✨ TL;DR
This note demonstrates that TurboQuant, a recent quantization method, is a suboptimal special case of the earlier EDEN/DRIVE quantization schemes. EDEN consistently outperforms TurboQuant across all tested scenarios, often by more than one bit of precision.
The paper addresses a priority and technical relationship issue in the quantization literature. The recent TurboQuant work presents methods for quantizing high-dimensional vectors to low bit-widths, but its relationship to earlier work (DRIVE from NeurIPS 2021 and EDEN from ICML 2022) was not properly established. This creates confusion about the novelty and optimality of TurboQuant's approach. The authors aim to clarify that TurboQuant is actually a restricted version of EDEN that makes suboptimal design choices, particularly in how it sets key parameters and combines quantization steps.

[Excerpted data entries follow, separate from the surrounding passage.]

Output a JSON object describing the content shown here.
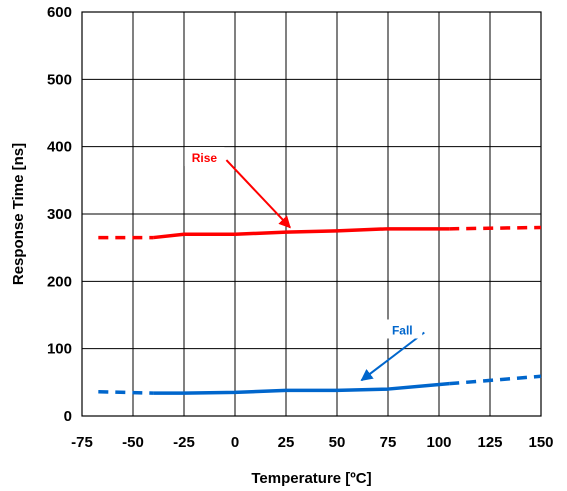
{
  "chart_data": {
    "type": "line",
    "title": "",
    "xlabel": "Temperature [ºC]",
    "ylabel": "Response Time [ns]",
    "xlim": [
      -75,
      150
    ],
    "ylim": [
      0,
      600
    ],
    "x_ticks": [
      -75,
      -50,
      -25,
      0,
      25,
      50,
      75,
      100,
      125,
      150
    ],
    "y_ticks": [
      0,
      100,
      200,
      300,
      400,
      500,
      600
    ],
    "x_tick_labels": [
      "-75",
      "-50",
      "-25",
      "0",
      "25",
      "50",
      "75",
      "100",
      "125",
      "150"
    ],
    "y_tick_labels": [
      "0",
      "100",
      "200",
      "300",
      "400",
      "500",
      "600"
    ],
    "grid": true,
    "legend": "none",
    "series": [
      {
        "key": "rise",
        "color": "#ff0000",
        "measured": {
          "x": [
            -40,
            -25,
            0,
            25,
            50,
            75,
            105
          ],
          "y": [
            265,
            270,
            270,
            273,
            275,
            278,
            278
          ]
        },
        "extrapolated": {
          "x": [
            -67,
            -40,
            105,
            150
          ],
          "y": [
            265,
            265,
            278,
            280
          ]
        }
      },
      {
        "key": "fall",
        "color": "#0066cc",
        "measured": {
          "x": [
            -40,
            -25,
            0,
            25,
            50,
            75,
            105
          ],
          "y": [
            34,
            34,
            35,
            38,
            38,
            40,
            48
          ]
        },
        "extrapolated": {
          "x": [
            -67,
            -40,
            105,
            150
          ],
          "y": [
            36,
            34,
            48,
            59
          ]
        }
      }
    ],
    "annotations": [
      {
        "key": "rise",
        "text": "Rise",
        "color": "#ff0000",
        "label_at": [
          -15,
          383
        ],
        "point_to": [
          27,
          280
        ]
      },
      {
        "key": "fall",
        "text": "Fall",
        "color": "#0066cc",
        "label_at": [
          82,
          127
        ],
        "point_to": [
          62,
          53
        ]
      }
    ]
  }
}
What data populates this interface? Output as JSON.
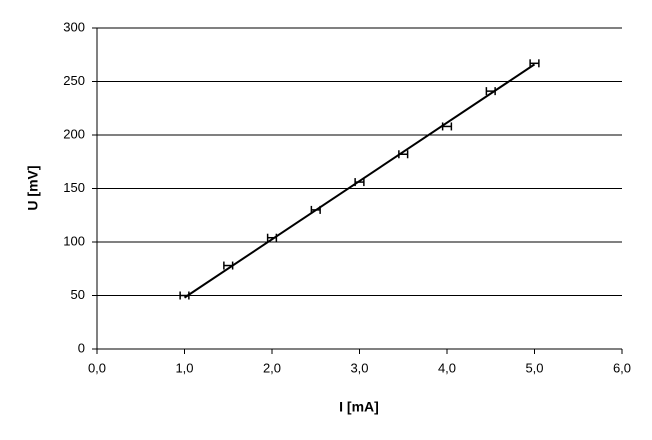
{
  "chart_data": {
    "type": "scatter",
    "x_label": "I [mA]",
    "y_label": "U [mV]",
    "series": [
      {
        "color": "#000000",
        "x": [
          1.0,
          1.5,
          2.0,
          2.5,
          3.0,
          3.5,
          4.0,
          4.5,
          5.0
        ],
        "values": [
          50,
          78,
          104,
          130,
          156,
          182,
          208,
          241,
          267
        ],
        "x_errors": [
          0.05,
          0.05,
          0.05,
          0.05,
          0.05,
          0.05,
          0.05,
          0.05,
          0.05
        ]
      }
    ],
    "trendline": {
      "color": "#000000",
      "x": [
        1.0,
        5.0
      ],
      "values": [
        48,
        266
      ]
    },
    "xlim": [
      0,
      6
    ],
    "ylim": [
      0,
      300
    ],
    "xticks": [
      {
        "value": 0,
        "label": "0,0"
      },
      {
        "value": 1,
        "label": "1,0"
      },
      {
        "value": 2,
        "label": "2,0"
      },
      {
        "value": 3,
        "label": "3,0"
      },
      {
        "value": 4,
        "label": "4,0"
      },
      {
        "value": 5,
        "label": "5,0"
      },
      {
        "value": 6,
        "label": "6,0"
      }
    ],
    "yticks": [
      0,
      50,
      100,
      150,
      200,
      250,
      300
    ],
    "grid": true
  }
}
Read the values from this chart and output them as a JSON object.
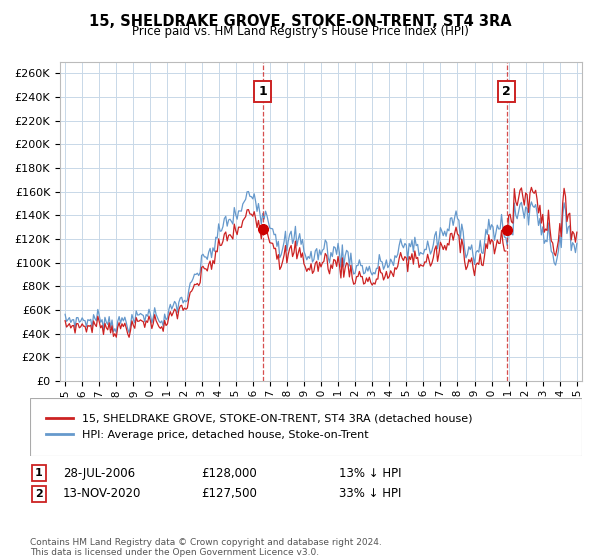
{
  "title": "15, SHELDRAKE GROVE, STOKE-ON-TRENT, ST4 3RA",
  "subtitle": "Price paid vs. HM Land Registry's House Price Index (HPI)",
  "ylim": [
    0,
    270000
  ],
  "yticks": [
    0,
    20000,
    40000,
    60000,
    80000,
    100000,
    120000,
    140000,
    160000,
    180000,
    200000,
    220000,
    240000,
    260000
  ],
  "fig_bg": "#ffffff",
  "plot_bg": "#ffffff",
  "grid_color": "#c8d8e8",
  "hpi_color": "#6699cc",
  "price_color": "#cc2222",
  "vline_color": "#cc2222",
  "marker_color": "#cc0000",
  "t1_year": 2006.583,
  "t2_year": 2020.875,
  "price1": 128000,
  "price2": 127500,
  "annotation1": {
    "label": "1",
    "date": "28-JUL-2006",
    "price": "£128,000",
    "pct": "13% ↓ HPI"
  },
  "annotation2": {
    "label": "2",
    "date": "13-NOV-2020",
    "price": "£127,500",
    "pct": "33% ↓ HPI"
  },
  "legend1": "15, SHELDRAKE GROVE, STOKE-ON-TRENT, ST4 3RA (detached house)",
  "legend2": "HPI: Average price, detached house, Stoke-on-Trent",
  "footer": "Contains HM Land Registry data © Crown copyright and database right 2024.\nThis data is licensed under the Open Government Licence v3.0.",
  "xtick_years": [
    1995,
    1996,
    1997,
    1998,
    1999,
    2000,
    2001,
    2002,
    2003,
    2004,
    2005,
    2006,
    2007,
    2008,
    2009,
    2010,
    2011,
    2012,
    2013,
    2014,
    2015,
    2016,
    2017,
    2018,
    2019,
    2020,
    2021,
    2022,
    2023,
    2024,
    2025
  ],
  "xlim_left": 1994.7,
  "xlim_right": 2025.3
}
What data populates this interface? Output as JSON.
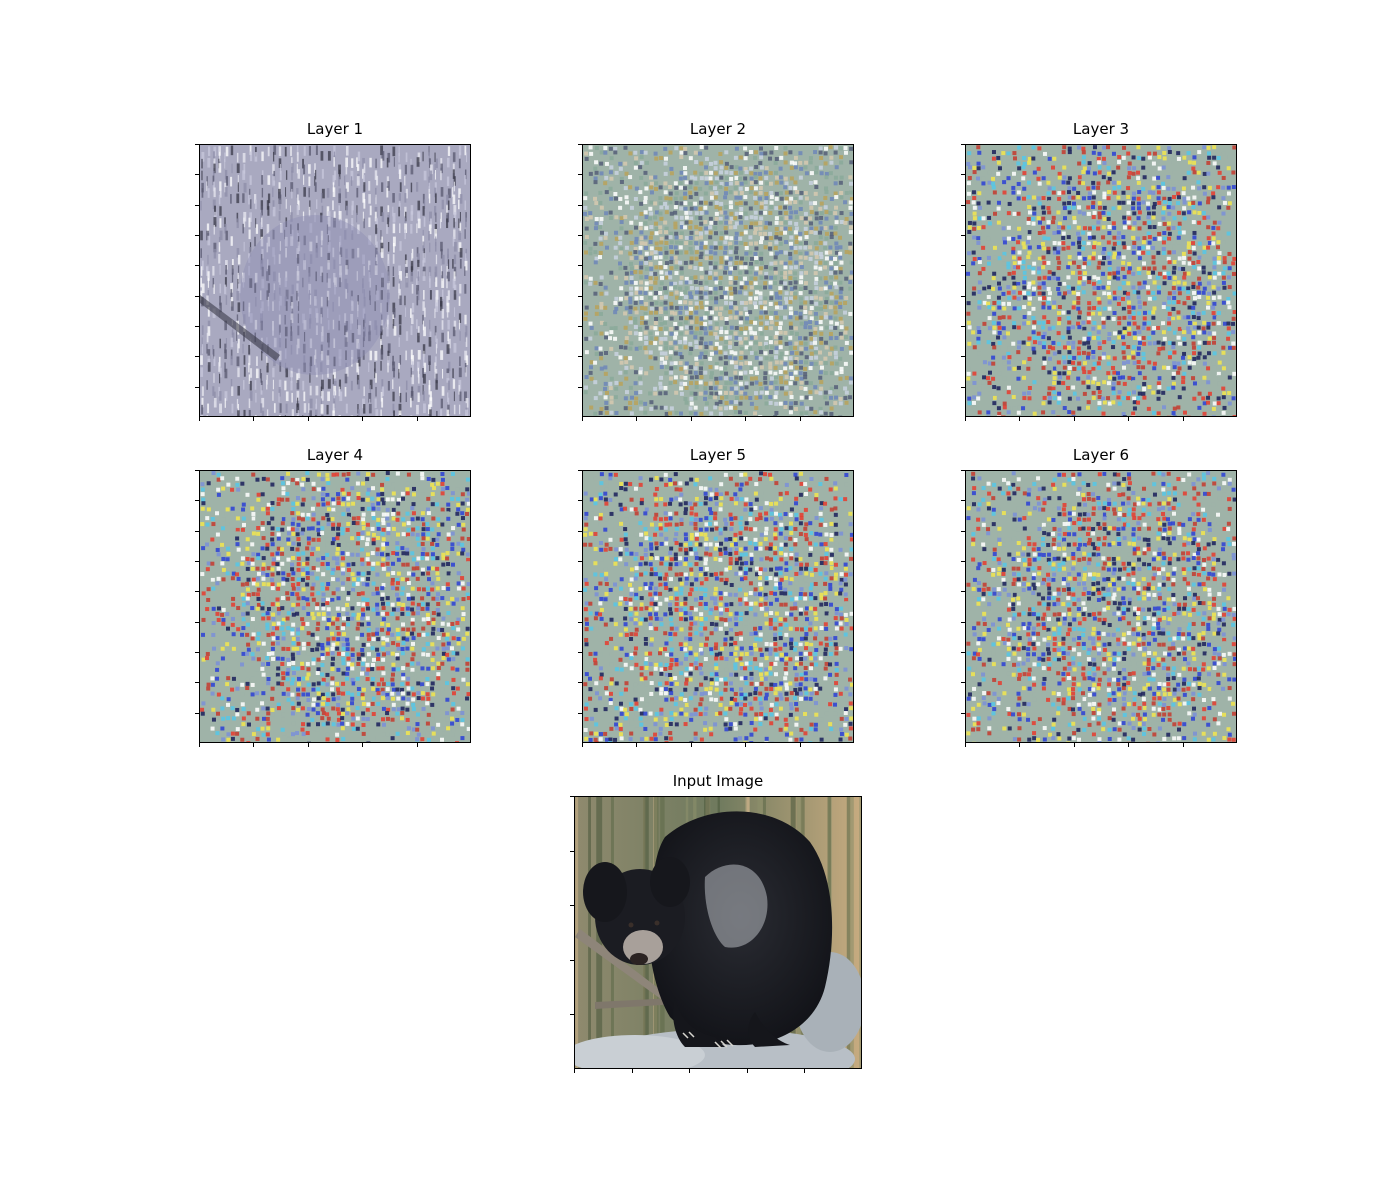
{
  "panels": [
    {
      "id": "layer-1",
      "title": "Layer 1",
      "style": "relief"
    },
    {
      "id": "layer-2",
      "title": "Layer 2",
      "style": "noise-fine"
    },
    {
      "id": "layer-3",
      "title": "Layer 3",
      "style": "noise-color"
    },
    {
      "id": "layer-4",
      "title": "Layer 4",
      "style": "noise-color"
    },
    {
      "id": "layer-5",
      "title": "Layer 5",
      "style": "noise-color"
    },
    {
      "id": "layer-6",
      "title": "Layer 6",
      "style": "noise-color"
    },
    {
      "id": "input-image",
      "title": "Input Image",
      "style": "photo"
    }
  ],
  "colors": {
    "relief_base": "#a9a9c0",
    "noise_base": "#9fb3a8",
    "bear": "#1e2026",
    "background_grass": "#b49a73",
    "rock": "#b4bcc4"
  }
}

The authors provide a theoretical analysis comparing TurboQuant's two variants to EDEN. They show that TurboQuant_mse is EDEN with a fixed scalar scale parameter S=1, which is generally suboptimal (though the optimal S for biased EDEN does approach 1 as dimension grows). For TurboQuant_prod, they demonstrate it combines a biased (b-1)-bit EDEN step with an unbiased 1-bit residual quantization, identifying three sources of suboptimality: using S=1 in the first step, using inferior 1-bit QJL instead of 1-bit EDEN for the residual, and chaining biased and unbiased steps rather than direct b-bit unbiased quantization. The authors support their theoretical claims with comprehensive experiments replicating all TurboQuant experiments.